Since the letter was sent the government is learnt to be trying to release over Rs.300 million to companies through the Agriculture Ministry for December. “If they release this kind of small amount of money, then how can we import even for Yala?” he queried. Due to the pressure on the rupee that is being artificially controlled by the government, importers believe the government will find it difficult to hold onto the current Rs.203 rate of exchange against the dollar. Should this rate increase by around Rs.40 within a short period “then we don’t have the cash to pay as we have already sold the cargo,” he said.
Cargo is imported on 180 days credit and is sold to farmers and subsequently paid to the supplier. “But with today’s currency uncertainty if we sell it at current rates and if the currency devaluation is drastic then we will face problems,” he noted.
Moreover, he asserted that banks are reluctant to give an additional facility to companies since the Rs.27 billion is not yet paid up.
He also noted that they would be compelled to re-think their operational strategy in Colombo should their current issues persist.
Mr. Weerasekara said they are looking at opportunities outside the country where their group operations have already been established. AgStar is part of the LOLC group.
Importers are further worried due to the possibility of a recurrence of a 2008/2009 commodity price collapse occurring at very short time periods causing possible losses to importers.
Moreover, farmers are compelled to buy fertiliser at very high prices as the subsidy has been removed.

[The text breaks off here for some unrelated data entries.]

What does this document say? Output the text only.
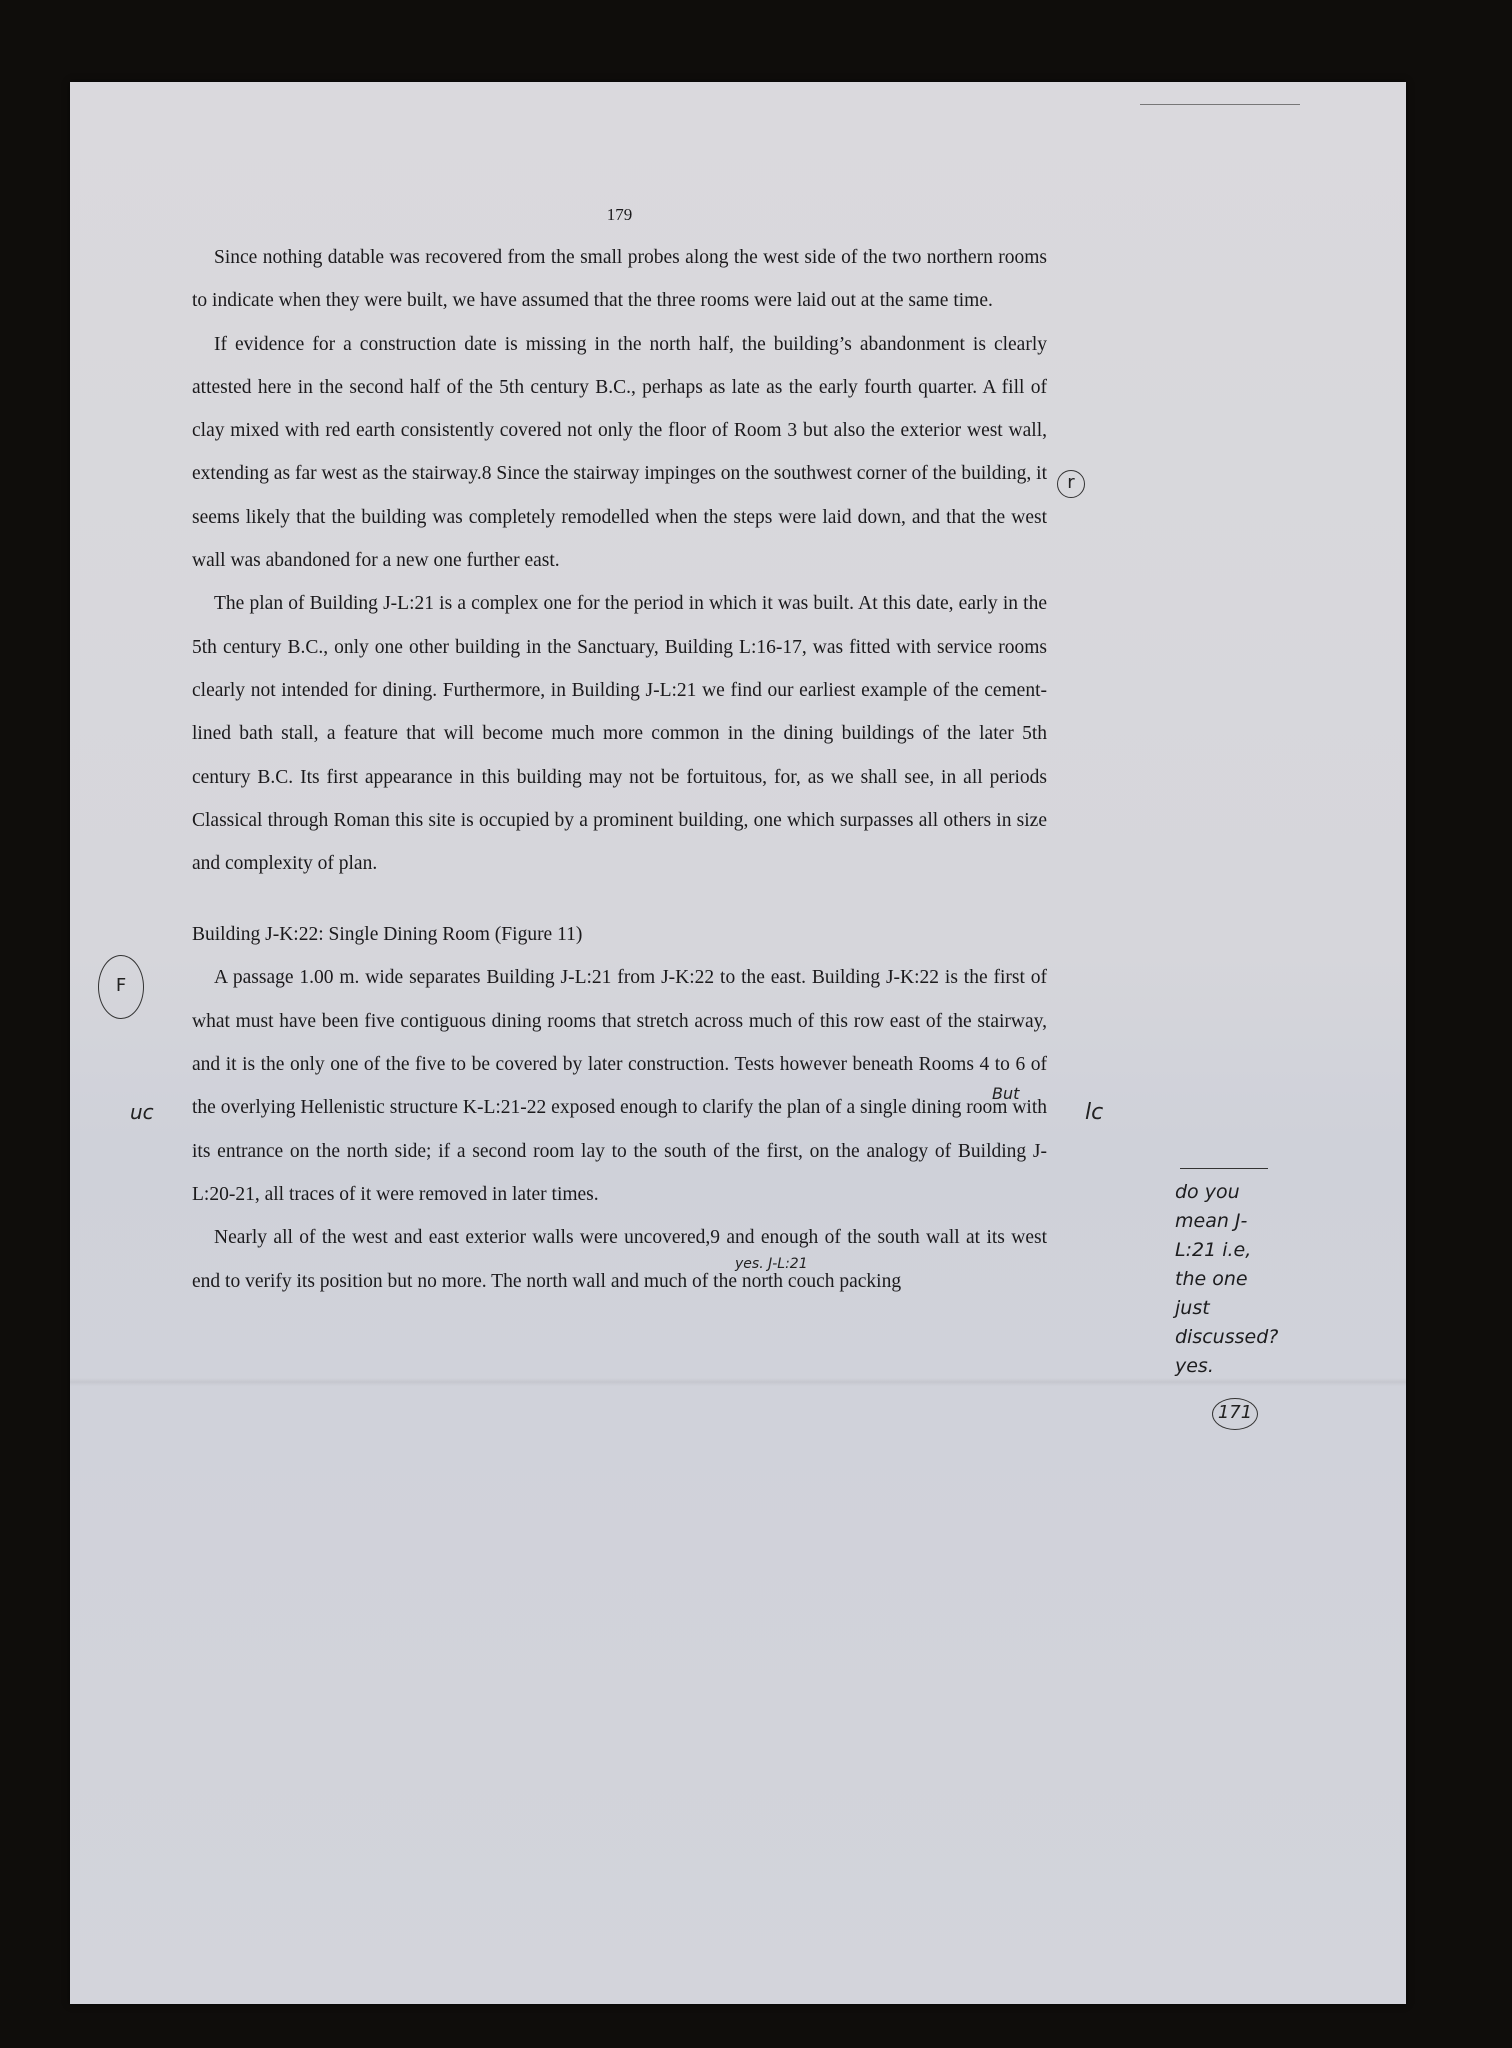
179

Since nothing datable was recovered from the small probes along the west side of the two northern rooms to indicate when they were built, we have assumed that the three rooms were laid out at the same time.

If evidence for a construction date is missing in the north half, the building’s abandonment is clearly attested here in the second half of the 5th century B.C., perhaps as late as the early fourth quarter. A fill of clay mixed with red earth consistently covered not only the floor of Room 3 but also the exterior west wall, extending as far west as the stairway.8 Since the stairway impinges on the southwest corner of the building, it seems likely that the building was completely remodelled when the steps were laid down, and that the west wall was abandoned for a new one further east.

The plan of Building J-L:21 is a complex one for the period in which it was built. At this date, early in the 5th century B.C., only one other building in the Sanctuary, Building L:16-17, was fitted with service rooms clearly not intended for dining. Furthermore, in Building J-L:21 we find our earliest example of the cement-lined bath stall, a feature that will become much more common in the dining buildings of the later 5th century B.C. Its first appearance in this building may not be fortuitous, for, as we shall see, in all periods Classical through Roman this site is occupied by a prominent building, one which surpasses all others in size and complexity of plan.

Building J-K:22: Single Dining Room (Figure 11)

A passage 1.00 m. wide separates Building J-L:21 from J-K:22 to the east. Building J-K:22 is the first of what must have been five contiguous dining rooms that stretch across much of this row east of the stairway, and it is the only one of the five to be covered by later construction. Tests however beneath Rooms 4 to 6 of the overlying Hellenistic structure K-L:21-22 exposed enough to clarify the plan of a single dining room with its entrance on the north side; if a second room lay to the south of the first, on the analogy of Building J-L:20-21, all traces of it were removed in later times.

Nearly all of the west and east exterior walls were uncovered,9 and enough of the south wall at its west end to verify its position but no more. The north wall and much of the north couch packing

r
F
uc	lc
But
yes. J-L:21
do you mean J-L:21 i.e, the one just discussed? yes.
171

Despite issuing the gazette, companies are still awaiting the Acting Registrar of Pesticides to grant approvals to import the required agro chemicals.
With China closing its doors to fertiliser exports, countries like Sri Lanka will have to buy stocks from elsewhere at competitive prices. Although February has usually seen drops in world fertiliser prices in the past this is unlikely to happen next year since China starts its cultivation season from February and they are unlikely to open up fertiliser exports by then.
Other major fertiliser companies also told the Business Times that they were not looking at importing right now despite the lifting of the ban on chemical imports since the time taken to order and import will not be in time for this Maha season that ends next March.
Fertiliser importer Star Trading Company CEO Hiran Doranegama stated that fertiliser at the current world market prices may not be affordable to local farmers. As per the new gazette issued, chemical fertiliser can be imported and sold at the market price by local private importers but no subsidy is paid for chemical fertiliser.
He also noted they may face difficulties in establishing LCs due to shortage of foreign currency.
Colombo University’s veteran economist Prof. Sirimal Abeyratne said that even if the Central Bank relaxes artificial propping of the foreign exchange controls it could go up between the black market rate and the official rate.
He also pointed out that there is widespread sentiment on the uncertainty and risk and as a result not just fertiliser but other sectors too might have to face serious repercussions due to changing government policies.